Let’s honor Brazilian great Moacyr Scliar by reading his books
Considering the corrosive critical reaction Yann Martel received for his most recent novel, last year’s Beatrice and Virgil, it may turn out that his most lasting contribution to literature will lie in accidentally alerting English-language readers to the existence of Moacyr Scliar, who died yesterday at the age of 73.
Scliar would probably be even less well-known to American readers if Martel had not appropriated the central conceit for his Man Booker Prize-winning 2002 novel, The Life of Pi, from one of the Brazilian author’s most famous books, Max and the Cats (1981). As almost everyone knows, Martel’s book features a boy sharing a life raft with a tiger. In Scliar’s earlier novel, a boy shares a life raft with a jaguar.
Ah, such is the plight of foreign-language authors, no matter how prestigious in their homelands, when their work enters the unforgiving and disinterested cultural orbit of North America.
I don’t want this to turn into a cheap shot at Martel — well, okay, yes I do, but I’m groping around for my sense of fair play while trying to resist the urge. For one thing many readers whose taste and judgment I respect love Life of Pi. For another, Martel always credited Scliar’s book with providing the germ for his own.
But some things about Martel’s story don’t add up. He said he never read Max and the Cats but learned about it from a “lukewarm” John Updike review in The New York Times. Problem is, Updike never reviewed Scliar’s book, and the only review that did appear in the Times, by Herbert Mitgang, was a rave.
Scliar reportedly considered suing Martel for plagiarism, saying, “To be influenced by other writers is very common, mainly when someone begins writing and has not developed his own style yet. But to copy is something very different. It is plagiarism.” He was apparently mollified by a conversation with Martel and did not pursue legal action.
His countrymen were less satisfied, outraged that yet again the work of a Brazilian artist had been lifted by an English-language imitator. But as Dennis Loy Johnson writes in this excellent analysis of the affair at Moby Lives, “it can be a fine line between ‘plundering’ a culture and paying it homage.”
Enough about that — who was Moacyr Scliar and why should we seek out his books? Born in 1937 in Porto Alegre, he is the son of Jewish immigrants from Eastern Europe. He went to medical school and practiced as a doctor until retiring in 1987. He later said he believed his work as a physician gave him special insight into the human condition.
Scliar was prolific, writing more than 70 books, including children’s stories, fables, essays and young-adult novels. He’s equally acclaimed as both a short-story writer and a novelist. Unlike that other great Jewish-Brazilian modernist, Clarice Lispector, he embraced Jewish themes in his work.
In this interview, Scliar discusses his dual Brazilian and Jewish identities, how he was influenced by Holocaust survivors who settled in Brazil (including his wife’s parents), and how the period of military dictatorship reminded many Brazilians of Nazi Germany.

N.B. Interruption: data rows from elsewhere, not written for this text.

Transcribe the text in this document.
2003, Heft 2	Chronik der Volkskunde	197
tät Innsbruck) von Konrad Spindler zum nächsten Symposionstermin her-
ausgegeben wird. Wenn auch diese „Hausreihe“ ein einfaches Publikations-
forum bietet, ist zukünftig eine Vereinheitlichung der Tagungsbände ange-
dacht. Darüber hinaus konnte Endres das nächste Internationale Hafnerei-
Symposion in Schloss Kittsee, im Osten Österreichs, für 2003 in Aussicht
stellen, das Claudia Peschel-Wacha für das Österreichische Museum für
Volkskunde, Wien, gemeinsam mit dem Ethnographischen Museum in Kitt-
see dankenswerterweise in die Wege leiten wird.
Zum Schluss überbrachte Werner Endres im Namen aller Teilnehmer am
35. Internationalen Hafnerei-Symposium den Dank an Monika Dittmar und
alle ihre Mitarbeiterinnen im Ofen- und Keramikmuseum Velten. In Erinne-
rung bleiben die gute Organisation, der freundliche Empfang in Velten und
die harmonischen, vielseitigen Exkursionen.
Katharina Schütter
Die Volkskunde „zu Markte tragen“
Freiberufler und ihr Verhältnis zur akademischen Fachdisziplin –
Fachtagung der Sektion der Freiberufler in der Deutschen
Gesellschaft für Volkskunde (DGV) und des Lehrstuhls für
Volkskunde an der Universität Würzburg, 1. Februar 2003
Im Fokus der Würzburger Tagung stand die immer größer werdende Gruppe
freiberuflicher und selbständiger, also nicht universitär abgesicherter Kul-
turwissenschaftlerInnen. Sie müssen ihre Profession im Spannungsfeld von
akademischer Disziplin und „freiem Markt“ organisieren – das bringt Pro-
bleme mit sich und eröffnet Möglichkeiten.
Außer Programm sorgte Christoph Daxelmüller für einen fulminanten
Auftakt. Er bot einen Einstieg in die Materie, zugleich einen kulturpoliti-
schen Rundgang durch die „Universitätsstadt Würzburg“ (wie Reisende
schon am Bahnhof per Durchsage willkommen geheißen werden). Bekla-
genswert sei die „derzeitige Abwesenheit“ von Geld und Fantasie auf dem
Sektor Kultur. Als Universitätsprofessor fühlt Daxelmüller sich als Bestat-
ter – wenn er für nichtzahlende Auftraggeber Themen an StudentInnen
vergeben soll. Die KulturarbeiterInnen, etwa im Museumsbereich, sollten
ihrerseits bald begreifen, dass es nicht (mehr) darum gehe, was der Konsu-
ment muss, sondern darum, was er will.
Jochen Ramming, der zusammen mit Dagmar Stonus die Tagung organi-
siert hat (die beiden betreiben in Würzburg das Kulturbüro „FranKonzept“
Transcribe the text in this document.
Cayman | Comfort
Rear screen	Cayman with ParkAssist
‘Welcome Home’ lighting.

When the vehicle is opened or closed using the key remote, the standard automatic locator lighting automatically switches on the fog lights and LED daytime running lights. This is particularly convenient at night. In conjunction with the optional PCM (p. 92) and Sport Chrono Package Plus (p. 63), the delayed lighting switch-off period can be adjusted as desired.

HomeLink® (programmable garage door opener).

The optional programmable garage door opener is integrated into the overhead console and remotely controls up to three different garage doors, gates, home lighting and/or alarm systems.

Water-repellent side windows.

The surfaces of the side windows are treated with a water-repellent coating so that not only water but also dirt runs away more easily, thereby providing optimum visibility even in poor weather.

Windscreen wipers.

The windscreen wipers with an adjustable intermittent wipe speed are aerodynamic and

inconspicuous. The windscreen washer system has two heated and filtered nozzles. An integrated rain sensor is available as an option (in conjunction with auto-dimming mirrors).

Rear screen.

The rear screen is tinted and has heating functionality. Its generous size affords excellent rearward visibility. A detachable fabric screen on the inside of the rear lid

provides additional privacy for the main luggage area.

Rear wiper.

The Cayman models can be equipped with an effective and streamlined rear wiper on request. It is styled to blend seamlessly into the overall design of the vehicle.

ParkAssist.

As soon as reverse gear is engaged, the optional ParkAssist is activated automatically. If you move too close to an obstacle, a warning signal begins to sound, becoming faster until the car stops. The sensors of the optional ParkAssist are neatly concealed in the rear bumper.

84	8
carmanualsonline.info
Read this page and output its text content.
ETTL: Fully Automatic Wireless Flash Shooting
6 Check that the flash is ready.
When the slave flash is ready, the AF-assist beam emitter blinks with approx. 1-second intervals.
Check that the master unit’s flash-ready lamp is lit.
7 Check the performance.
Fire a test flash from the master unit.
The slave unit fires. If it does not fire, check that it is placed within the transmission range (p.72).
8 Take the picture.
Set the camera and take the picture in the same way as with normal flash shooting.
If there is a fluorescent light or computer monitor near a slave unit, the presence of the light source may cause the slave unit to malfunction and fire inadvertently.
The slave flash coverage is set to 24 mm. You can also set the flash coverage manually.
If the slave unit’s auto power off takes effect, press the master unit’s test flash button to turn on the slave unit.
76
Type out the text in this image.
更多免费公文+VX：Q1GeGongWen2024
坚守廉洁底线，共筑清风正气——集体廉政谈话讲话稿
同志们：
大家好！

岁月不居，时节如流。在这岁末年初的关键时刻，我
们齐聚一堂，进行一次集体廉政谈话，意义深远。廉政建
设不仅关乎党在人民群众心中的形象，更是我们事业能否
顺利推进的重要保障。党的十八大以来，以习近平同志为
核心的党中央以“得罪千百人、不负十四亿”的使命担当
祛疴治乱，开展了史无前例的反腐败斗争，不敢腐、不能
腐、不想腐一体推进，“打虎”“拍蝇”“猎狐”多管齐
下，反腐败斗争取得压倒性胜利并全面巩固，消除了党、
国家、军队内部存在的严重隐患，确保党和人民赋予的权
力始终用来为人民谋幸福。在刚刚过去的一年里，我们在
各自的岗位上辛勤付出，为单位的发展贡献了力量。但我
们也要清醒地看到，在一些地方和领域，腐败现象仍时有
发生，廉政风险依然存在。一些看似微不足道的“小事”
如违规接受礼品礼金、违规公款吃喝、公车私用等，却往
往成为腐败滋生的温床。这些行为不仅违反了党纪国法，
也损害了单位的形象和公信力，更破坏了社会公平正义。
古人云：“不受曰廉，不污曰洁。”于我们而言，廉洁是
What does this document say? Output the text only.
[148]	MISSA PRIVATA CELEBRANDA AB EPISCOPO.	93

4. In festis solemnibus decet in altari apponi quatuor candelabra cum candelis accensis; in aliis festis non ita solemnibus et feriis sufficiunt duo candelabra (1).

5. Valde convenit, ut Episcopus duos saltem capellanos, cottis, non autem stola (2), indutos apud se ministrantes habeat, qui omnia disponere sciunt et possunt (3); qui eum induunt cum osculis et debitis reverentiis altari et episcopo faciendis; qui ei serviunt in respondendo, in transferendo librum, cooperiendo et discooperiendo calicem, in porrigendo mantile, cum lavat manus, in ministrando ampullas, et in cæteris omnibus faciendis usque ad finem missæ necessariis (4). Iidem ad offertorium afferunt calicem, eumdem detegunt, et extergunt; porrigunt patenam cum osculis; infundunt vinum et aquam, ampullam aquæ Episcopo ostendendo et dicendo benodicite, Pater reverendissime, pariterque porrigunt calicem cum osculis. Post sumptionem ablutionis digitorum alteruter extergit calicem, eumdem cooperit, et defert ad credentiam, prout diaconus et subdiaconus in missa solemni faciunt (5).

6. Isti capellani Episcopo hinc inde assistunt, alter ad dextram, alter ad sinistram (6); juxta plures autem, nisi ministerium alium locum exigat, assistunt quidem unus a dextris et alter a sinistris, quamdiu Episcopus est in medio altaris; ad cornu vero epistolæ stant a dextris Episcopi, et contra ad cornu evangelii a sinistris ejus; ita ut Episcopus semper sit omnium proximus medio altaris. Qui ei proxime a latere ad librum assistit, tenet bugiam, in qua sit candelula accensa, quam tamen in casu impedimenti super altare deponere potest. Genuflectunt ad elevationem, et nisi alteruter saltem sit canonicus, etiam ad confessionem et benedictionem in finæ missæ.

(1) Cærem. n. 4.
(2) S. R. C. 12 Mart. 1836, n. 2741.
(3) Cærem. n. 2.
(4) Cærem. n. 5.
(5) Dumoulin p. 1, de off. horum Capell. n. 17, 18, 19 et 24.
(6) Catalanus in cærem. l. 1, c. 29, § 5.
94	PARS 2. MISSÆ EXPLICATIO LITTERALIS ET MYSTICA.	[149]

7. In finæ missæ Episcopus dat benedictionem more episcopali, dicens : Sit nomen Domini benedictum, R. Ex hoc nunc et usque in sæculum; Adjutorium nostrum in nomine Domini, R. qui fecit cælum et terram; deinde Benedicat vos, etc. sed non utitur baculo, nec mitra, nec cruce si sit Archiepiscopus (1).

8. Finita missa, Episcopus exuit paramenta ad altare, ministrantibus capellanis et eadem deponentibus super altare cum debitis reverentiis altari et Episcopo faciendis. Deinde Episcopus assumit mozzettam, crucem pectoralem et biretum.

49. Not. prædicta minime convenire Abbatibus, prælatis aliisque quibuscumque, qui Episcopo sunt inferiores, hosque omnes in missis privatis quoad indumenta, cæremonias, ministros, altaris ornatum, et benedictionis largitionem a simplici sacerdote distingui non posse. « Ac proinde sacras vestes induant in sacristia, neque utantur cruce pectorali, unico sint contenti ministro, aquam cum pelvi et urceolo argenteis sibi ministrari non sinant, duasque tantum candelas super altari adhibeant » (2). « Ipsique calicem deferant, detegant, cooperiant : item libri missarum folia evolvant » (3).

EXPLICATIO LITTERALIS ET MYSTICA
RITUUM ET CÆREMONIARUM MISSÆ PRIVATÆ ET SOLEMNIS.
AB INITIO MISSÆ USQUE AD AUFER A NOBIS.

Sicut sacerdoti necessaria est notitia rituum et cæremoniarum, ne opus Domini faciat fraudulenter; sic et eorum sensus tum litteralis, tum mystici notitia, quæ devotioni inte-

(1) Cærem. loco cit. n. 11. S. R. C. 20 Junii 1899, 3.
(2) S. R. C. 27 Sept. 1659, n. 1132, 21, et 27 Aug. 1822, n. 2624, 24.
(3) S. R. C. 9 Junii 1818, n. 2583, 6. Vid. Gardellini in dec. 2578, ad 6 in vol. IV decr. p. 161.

He also touches on his divided nature when he names his favorite writers: Isaac Babel, Franz Kafka and the great Brazilian novelist Machado de Assis.
Scliar’s 1980 novel, The Centaur in the Garden was named one of the 100 best Jewish works of the 20th century by the National Yiddish Book Center in Amherst, MA, and he is without doubt one of the great Latin American voices of the Jewish diaspora.
Several of Scliar’s books have been translated into English, including Max and the Cats, The Centaur in the Garden, and The Collected Stories of Moacyr Scliar (1999), which won the National Jewish Book Award.
Any of these would make a good starting point for the curious reader new to his work.